Note: The dataset with information about its source and the variables included is available at https://www.openintro.org/data/index.php?data=county_2019). This assignment reinforces lessons and resources from the Defining Data, Critiquing Data, and Collecting Data subdomains of the DA4A Toolkit, and also could be used as the basis of exercises focused on Making Claims with Data, Visualizing Data, Mapping Data, or Telling Stories with Data.
Assignment Prompt: The American Community Survey provides an occasion to reflect upon how the project of counting the US population is inherently messy, and implicitly (and sometimes explicitly) caught up in questions of power. This is the case not only because census numbers are used by federal, state and local policy makers, but also because the methods and categories used to gather and organize data frequently make assumptions about what it means to be normal and about how people should be living their lives. At the same time, data can be a powerful tool for identifying patterns of injustice or systemic violence. As you work through this assignment, reflect both on how the ACS data embeds bias and on how the data might contribute to a responsible data advocacy project.
PART I:
Using a spreadsheet program or a software platform for statistical analysis (such as R), access the dataset and answer the following questions:
- How does the dataset represent the phenomena under scrutiny? What variables does it include? Which of the variables are categorical? Which are numerical? How do the variables selected for inclusion impact the kinds of inquiry you can perform with the data? What kinds of values are embedded in the way the dataset presents its information?
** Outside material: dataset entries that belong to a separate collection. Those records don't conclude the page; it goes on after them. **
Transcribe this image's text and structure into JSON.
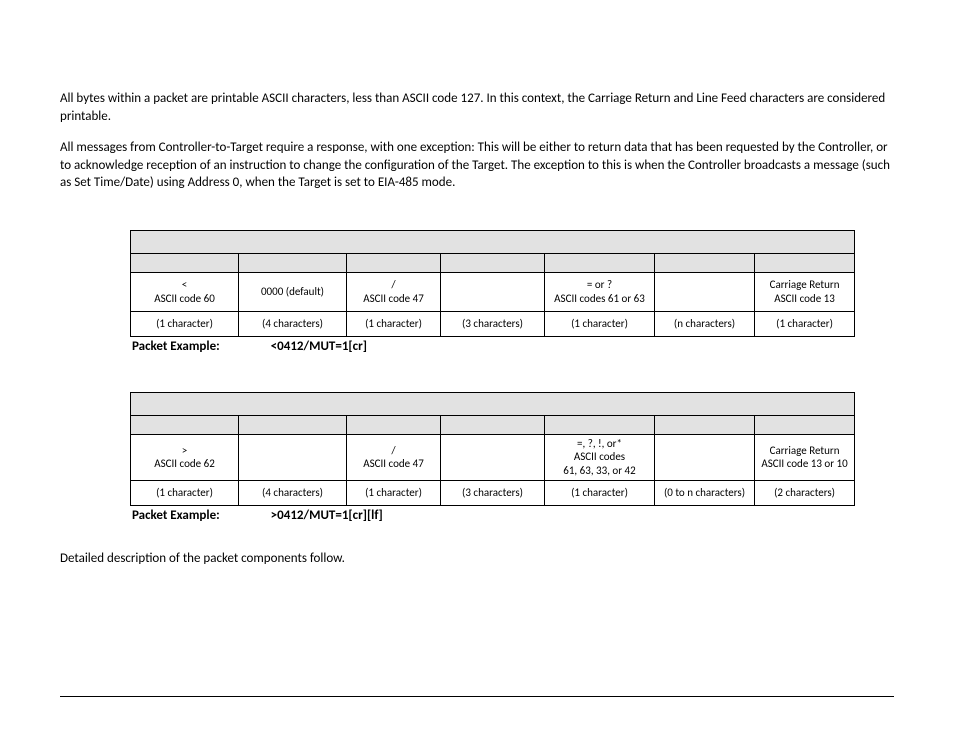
{
  "paragraphs": {
    "p1": "All bytes within a packet are printable ASCII characters, less than ASCII code 127. In this context, the Carriage Return and Line Feed characters are considered printable.",
    "p2": "All messages from Controller-to-Target require a response, with one exception: This will be either to return data that has been requested by the Controller, or to acknowledge reception of an instruction to change the configuration of the Target. The exception to this is when the Controller broadcasts a message (such as Set Time/Date) using Address 0, when the Target is set to EIA-485 mode.",
    "closing": "Detailed description of the packet components follow."
  },
  "table1": {
    "r_vals": [
      "<\nASCII code 60",
      "0000 (default)",
      "/\nASCII code 47",
      "",
      "=  or  ?\nASCII codes 61 or 63",
      "",
      "Carriage Return\nASCII code 13"
    ],
    "r_counts": [
      "(1 character)",
      "(4 characters)",
      "(1 character)",
      "(3 characters)",
      "(1 character)",
      "(n characters)",
      "(1 character)"
    ],
    "example_label": "Packet Example:",
    "example_value": "<0412/MUT=1[cr]"
  },
  "table2": {
    "r_vals": [
      ">\nASCII code 62",
      "",
      "/\nASCII code 47",
      "",
      "=, ?, !, or*\nASCII codes\n61, 63, 33, or 42",
      "",
      "Carriage Return\nASCII code 13 or 10"
    ],
    "r_counts": [
      "(1 character)",
      "(4 characters)",
      "(1 character)",
      "(3 characters)",
      "(1 character)",
      "(0 to n characters)",
      "(2 characters)"
    ],
    "example_label": "Packet Example:",
    "example_value": ">0412/MUT=1[cr][lf]"
  }
}
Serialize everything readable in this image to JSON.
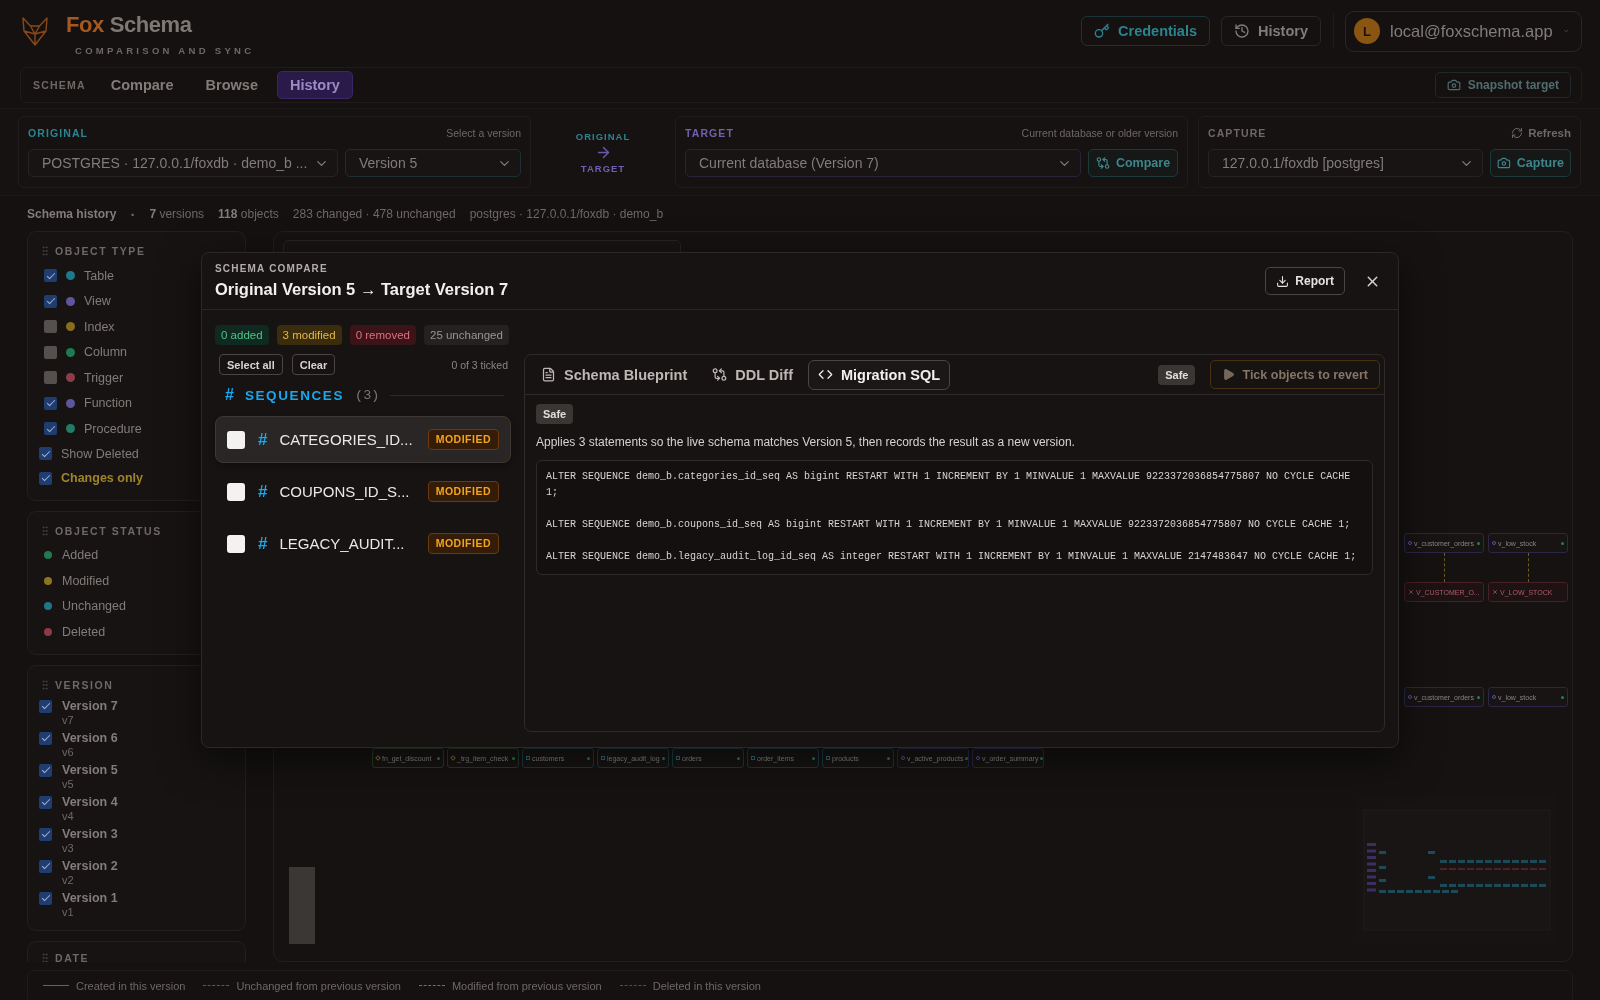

- Pick a numerical variable–for example, “population,” “age_over_18,” “hs_grad,” or any other numerical variable you wish to explore–and create a histogram of the data to visualize the data distribution. (Note: You can create a visualization for the entire United States–encompassing every county in the country–or you could filter first for a particular state.) How are the data distributed?
- Using the same variable, calculate the mean, median, and mode. Are these three measures of central tendency relatively close to each other? If so, what does their proximity suggest? If not, what does their relative difference tell you about the distribution of the observations that make up the dataset?
- Using the same variable, locate the maximum and minimum values. Calculate the interquartile range. Finally, calculate the standard deviation for your variable. Using the information about central tendency developed above, describe how your data are dispersed. Do the observations cluster around a central point? Are they relatively spread out?
- Choose another numerical variable and calculate the correlation between it and the initial variable you’ve studied. Interpret the r coefficient for these two variables. Does the r statistic indicate a strong or weak positive correlation, a strong or weak negative correlation, or no correlation? Why might this be? What might account for the relative correlation or non-correlation?
PART II:
Reviewing the calculations and reflections above, consider how these insights might inform a data advocacy project. For this part of the assignment, write a brief reflection focused on how your exploration of the ACS dataset might help support a data advocacy project. Your reflection should include two components:
- Brainstorm answers to the following questions, which build on your analysis from part one. What opportunities for further inquiry does your initial exploration help you identify? What kinds of power dynamics, structural inequities, or potential injustices might your analysis help identify? What kinds of information, including contextual and historical information, would be useful to help you answer these questions?
- Describe a data advocacy project that responsibly would build on the insights you’ve generated. What kinds of policy changes–including policies about data categories, data collection, and data use–might the insights you’ve generated help support? What kinds of challenges or injustices does your preliminary statistical analysis help identify? What kinds of help and input would you need to develop a data advocacy project?